Appellant testified in his defense. According to appellant, he did construction work near

Snyder’s/Richards’ house in May 2019. His cell phone was not working on May 23, so he rang

Rolon’s doorbell to ask to use Rolon’s telephone or Wi-Fi to make a call. He testified that, when

-3- nobody answered, he also knocked on the door and rang the doorbell at Snyder’s/Richards’

house but did not open the gate.

Appellant testified that when he got home after work, an individual named Jacob

Sampley texted him offering to sell him some jewelry. Appellant stated that he made money

buying various items from Sampley and selling them. Appellant claimed that he went to

Sampley’s house, purchased the jewelry, and then sold the jewelry to the Hampton Trading Post.
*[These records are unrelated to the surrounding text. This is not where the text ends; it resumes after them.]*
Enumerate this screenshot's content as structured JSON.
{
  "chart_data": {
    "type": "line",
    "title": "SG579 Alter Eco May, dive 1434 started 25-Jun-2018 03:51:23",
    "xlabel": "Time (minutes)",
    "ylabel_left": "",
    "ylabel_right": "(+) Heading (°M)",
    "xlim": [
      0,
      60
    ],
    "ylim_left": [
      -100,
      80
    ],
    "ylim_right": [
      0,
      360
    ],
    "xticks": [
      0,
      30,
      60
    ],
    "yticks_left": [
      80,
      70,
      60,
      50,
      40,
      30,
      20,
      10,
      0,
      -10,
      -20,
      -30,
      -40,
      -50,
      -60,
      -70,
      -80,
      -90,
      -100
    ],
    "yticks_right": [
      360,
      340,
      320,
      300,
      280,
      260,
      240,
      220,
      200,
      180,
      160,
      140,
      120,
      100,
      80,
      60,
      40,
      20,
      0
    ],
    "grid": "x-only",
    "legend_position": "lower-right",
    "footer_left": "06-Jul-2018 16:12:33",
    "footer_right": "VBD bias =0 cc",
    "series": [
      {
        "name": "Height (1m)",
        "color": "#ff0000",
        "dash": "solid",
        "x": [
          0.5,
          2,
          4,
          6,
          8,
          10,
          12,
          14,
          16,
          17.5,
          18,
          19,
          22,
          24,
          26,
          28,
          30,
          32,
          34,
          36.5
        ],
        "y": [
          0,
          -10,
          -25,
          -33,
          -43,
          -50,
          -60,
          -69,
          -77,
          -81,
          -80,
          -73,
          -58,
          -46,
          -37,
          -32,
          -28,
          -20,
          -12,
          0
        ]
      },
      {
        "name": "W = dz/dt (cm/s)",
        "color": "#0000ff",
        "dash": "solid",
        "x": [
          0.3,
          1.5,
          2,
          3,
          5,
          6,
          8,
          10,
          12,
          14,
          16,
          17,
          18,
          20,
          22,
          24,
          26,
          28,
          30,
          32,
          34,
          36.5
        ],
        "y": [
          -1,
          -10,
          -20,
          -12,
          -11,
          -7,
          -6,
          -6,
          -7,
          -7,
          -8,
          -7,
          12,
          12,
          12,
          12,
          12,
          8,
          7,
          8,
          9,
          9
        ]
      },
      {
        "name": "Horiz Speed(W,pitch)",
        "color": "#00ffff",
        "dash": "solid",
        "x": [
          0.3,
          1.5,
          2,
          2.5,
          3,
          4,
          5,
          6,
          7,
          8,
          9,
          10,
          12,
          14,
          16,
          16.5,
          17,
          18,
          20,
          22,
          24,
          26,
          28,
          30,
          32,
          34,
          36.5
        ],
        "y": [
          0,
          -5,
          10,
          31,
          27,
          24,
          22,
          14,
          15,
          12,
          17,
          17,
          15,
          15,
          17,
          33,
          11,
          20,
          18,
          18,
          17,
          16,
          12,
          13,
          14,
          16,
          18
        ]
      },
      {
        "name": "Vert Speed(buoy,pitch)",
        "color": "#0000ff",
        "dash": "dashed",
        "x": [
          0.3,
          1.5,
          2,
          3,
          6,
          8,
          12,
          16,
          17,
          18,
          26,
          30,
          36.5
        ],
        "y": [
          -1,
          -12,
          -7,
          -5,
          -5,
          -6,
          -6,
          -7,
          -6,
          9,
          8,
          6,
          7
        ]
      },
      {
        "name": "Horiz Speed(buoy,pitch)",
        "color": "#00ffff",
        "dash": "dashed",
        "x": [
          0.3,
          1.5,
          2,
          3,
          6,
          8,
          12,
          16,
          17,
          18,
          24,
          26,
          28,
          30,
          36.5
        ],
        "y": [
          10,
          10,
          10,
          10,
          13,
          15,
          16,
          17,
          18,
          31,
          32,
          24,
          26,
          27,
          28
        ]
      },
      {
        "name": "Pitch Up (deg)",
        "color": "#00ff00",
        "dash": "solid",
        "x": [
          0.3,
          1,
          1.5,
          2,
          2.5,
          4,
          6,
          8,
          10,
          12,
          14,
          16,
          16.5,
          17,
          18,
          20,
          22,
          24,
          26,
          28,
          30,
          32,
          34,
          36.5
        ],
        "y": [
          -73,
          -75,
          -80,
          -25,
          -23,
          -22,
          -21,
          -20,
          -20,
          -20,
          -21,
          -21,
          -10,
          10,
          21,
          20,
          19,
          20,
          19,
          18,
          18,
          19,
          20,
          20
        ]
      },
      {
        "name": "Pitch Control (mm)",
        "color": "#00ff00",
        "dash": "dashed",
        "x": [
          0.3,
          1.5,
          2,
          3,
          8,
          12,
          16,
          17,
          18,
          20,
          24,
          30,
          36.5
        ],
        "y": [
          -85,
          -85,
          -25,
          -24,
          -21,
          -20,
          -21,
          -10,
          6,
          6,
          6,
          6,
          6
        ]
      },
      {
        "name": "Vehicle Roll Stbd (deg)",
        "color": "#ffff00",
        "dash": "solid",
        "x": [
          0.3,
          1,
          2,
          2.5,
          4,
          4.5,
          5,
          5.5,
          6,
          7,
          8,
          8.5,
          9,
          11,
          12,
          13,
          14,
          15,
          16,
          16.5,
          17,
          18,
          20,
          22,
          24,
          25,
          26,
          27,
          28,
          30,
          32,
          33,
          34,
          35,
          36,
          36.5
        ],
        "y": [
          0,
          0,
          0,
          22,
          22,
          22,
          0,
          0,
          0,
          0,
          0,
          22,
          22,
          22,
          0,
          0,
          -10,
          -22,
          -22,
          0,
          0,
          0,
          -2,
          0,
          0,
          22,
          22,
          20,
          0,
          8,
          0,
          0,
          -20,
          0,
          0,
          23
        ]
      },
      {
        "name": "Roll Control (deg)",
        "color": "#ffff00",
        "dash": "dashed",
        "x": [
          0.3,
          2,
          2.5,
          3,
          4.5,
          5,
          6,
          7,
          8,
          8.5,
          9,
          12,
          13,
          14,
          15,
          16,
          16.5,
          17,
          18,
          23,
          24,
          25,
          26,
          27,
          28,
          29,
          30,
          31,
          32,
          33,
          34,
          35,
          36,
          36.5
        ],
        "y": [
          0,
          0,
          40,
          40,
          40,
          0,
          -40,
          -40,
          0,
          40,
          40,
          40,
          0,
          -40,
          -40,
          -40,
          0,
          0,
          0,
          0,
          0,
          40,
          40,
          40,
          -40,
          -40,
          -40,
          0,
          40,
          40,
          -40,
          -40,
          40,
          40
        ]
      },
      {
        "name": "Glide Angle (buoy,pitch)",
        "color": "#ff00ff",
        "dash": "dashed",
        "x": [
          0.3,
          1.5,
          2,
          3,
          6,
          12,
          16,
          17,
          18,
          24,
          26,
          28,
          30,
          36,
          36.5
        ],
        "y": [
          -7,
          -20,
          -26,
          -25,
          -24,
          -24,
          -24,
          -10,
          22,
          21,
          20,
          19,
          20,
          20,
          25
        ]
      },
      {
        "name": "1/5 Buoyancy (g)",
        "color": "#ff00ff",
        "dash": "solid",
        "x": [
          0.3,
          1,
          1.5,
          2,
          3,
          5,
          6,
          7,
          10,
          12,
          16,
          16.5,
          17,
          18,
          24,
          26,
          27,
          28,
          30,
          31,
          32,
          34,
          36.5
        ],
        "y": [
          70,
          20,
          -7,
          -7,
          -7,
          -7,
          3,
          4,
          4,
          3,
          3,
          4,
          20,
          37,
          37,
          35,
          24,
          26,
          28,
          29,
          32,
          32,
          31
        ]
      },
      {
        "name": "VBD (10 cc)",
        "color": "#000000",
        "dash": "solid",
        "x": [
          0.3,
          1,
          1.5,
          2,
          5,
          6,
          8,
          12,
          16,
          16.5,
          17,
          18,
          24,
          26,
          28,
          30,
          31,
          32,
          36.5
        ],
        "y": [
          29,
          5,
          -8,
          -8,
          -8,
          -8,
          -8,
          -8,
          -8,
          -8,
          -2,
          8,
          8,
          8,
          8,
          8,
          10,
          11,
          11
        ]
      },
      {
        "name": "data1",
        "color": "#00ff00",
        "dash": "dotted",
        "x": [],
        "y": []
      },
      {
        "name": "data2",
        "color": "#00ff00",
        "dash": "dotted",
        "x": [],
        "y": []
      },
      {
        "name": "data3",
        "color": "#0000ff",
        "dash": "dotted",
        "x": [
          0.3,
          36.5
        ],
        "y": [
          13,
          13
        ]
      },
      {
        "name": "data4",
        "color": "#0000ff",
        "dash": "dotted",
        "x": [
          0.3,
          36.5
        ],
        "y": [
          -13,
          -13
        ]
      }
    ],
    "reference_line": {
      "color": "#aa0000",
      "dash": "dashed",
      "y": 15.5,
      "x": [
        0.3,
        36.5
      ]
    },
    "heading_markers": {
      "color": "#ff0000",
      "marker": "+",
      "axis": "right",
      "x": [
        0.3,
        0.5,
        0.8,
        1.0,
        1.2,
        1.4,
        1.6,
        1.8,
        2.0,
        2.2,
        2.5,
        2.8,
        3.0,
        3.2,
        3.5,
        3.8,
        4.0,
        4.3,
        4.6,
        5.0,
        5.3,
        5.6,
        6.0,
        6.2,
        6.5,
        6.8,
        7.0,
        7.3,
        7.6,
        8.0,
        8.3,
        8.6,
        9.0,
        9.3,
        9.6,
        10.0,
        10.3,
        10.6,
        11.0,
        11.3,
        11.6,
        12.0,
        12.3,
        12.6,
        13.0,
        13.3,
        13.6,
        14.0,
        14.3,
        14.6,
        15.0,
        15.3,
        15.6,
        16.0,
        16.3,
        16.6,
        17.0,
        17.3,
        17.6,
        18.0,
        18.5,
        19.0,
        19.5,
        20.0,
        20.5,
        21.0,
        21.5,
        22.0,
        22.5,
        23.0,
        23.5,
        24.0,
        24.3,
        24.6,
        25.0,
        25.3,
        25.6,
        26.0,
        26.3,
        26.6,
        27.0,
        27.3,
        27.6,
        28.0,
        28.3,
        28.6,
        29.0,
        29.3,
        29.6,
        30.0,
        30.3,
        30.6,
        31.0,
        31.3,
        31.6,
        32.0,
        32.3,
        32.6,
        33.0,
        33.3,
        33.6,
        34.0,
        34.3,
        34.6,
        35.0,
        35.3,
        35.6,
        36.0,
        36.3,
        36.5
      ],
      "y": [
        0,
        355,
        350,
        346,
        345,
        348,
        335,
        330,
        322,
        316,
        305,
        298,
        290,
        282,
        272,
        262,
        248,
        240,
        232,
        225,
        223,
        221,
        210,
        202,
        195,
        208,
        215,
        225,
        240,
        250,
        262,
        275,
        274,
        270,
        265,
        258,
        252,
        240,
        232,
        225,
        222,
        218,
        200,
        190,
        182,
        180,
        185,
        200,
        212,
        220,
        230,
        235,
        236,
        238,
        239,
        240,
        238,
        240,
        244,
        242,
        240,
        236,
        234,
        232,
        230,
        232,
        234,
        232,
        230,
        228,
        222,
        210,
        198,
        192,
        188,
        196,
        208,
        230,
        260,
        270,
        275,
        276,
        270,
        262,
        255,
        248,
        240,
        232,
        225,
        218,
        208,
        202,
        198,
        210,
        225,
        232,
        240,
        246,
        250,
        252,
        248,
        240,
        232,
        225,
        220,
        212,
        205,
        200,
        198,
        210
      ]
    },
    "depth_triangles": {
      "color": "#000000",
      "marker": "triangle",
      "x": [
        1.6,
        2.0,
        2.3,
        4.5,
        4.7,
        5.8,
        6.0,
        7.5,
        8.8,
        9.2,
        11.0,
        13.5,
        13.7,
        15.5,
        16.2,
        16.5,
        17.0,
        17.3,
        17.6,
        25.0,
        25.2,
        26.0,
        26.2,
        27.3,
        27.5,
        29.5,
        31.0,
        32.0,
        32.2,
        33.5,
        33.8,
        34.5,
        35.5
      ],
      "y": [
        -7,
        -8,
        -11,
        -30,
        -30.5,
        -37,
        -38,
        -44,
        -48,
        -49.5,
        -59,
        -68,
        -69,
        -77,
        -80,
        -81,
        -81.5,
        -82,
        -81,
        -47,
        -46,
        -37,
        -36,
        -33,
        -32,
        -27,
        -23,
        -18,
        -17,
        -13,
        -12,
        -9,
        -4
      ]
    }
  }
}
According to appellant, he gave Sampley’s name to a detective who was not at the trial who

determined that Sampley was wanted for “a bunch more larcenies and stuff.” Appellant

maintained that he did not know the items he bought from Sampley were stolen and that he never

asked where Sampley got his merchandise. Rather, he explained that Sampley had just separated

from his wife and that appellant believed that Sampley was “just selling off stuff.” Appellant

further admitted to selling VanCamp’s laptop, which he asserted he had also purchased from

Sampley. Finally, appellant conceded to having entered an Alford 3 plea to burglary and five

counts of grand larceny in 2012 in Newport News, for which he received eight years in prison.

Appellant renewed his motion to strike and argued in closing that there was insufficient

evidence connecting appellant to the offenses and that appellant’s alternate explanation for

possessing the stolen items was reasonable. The trial court found defendant guilty of all charges.

The trial court sentenced appellant to twenty years’ incarceration, with seventeen years and six

months suspended, for each breaking and entering conviction; five years’ incarceration, with two

years and six months suspended, for each larceny, third or subsequent offense conviction; ten

years’ incarceration with seven years and six months suspended for the larceny with intent to sell

conviction; and twelve months in jail, with twelve months suspended, for each misdemeanor

3 North Carolina v. Alford, 400 U.S. 25 (1970).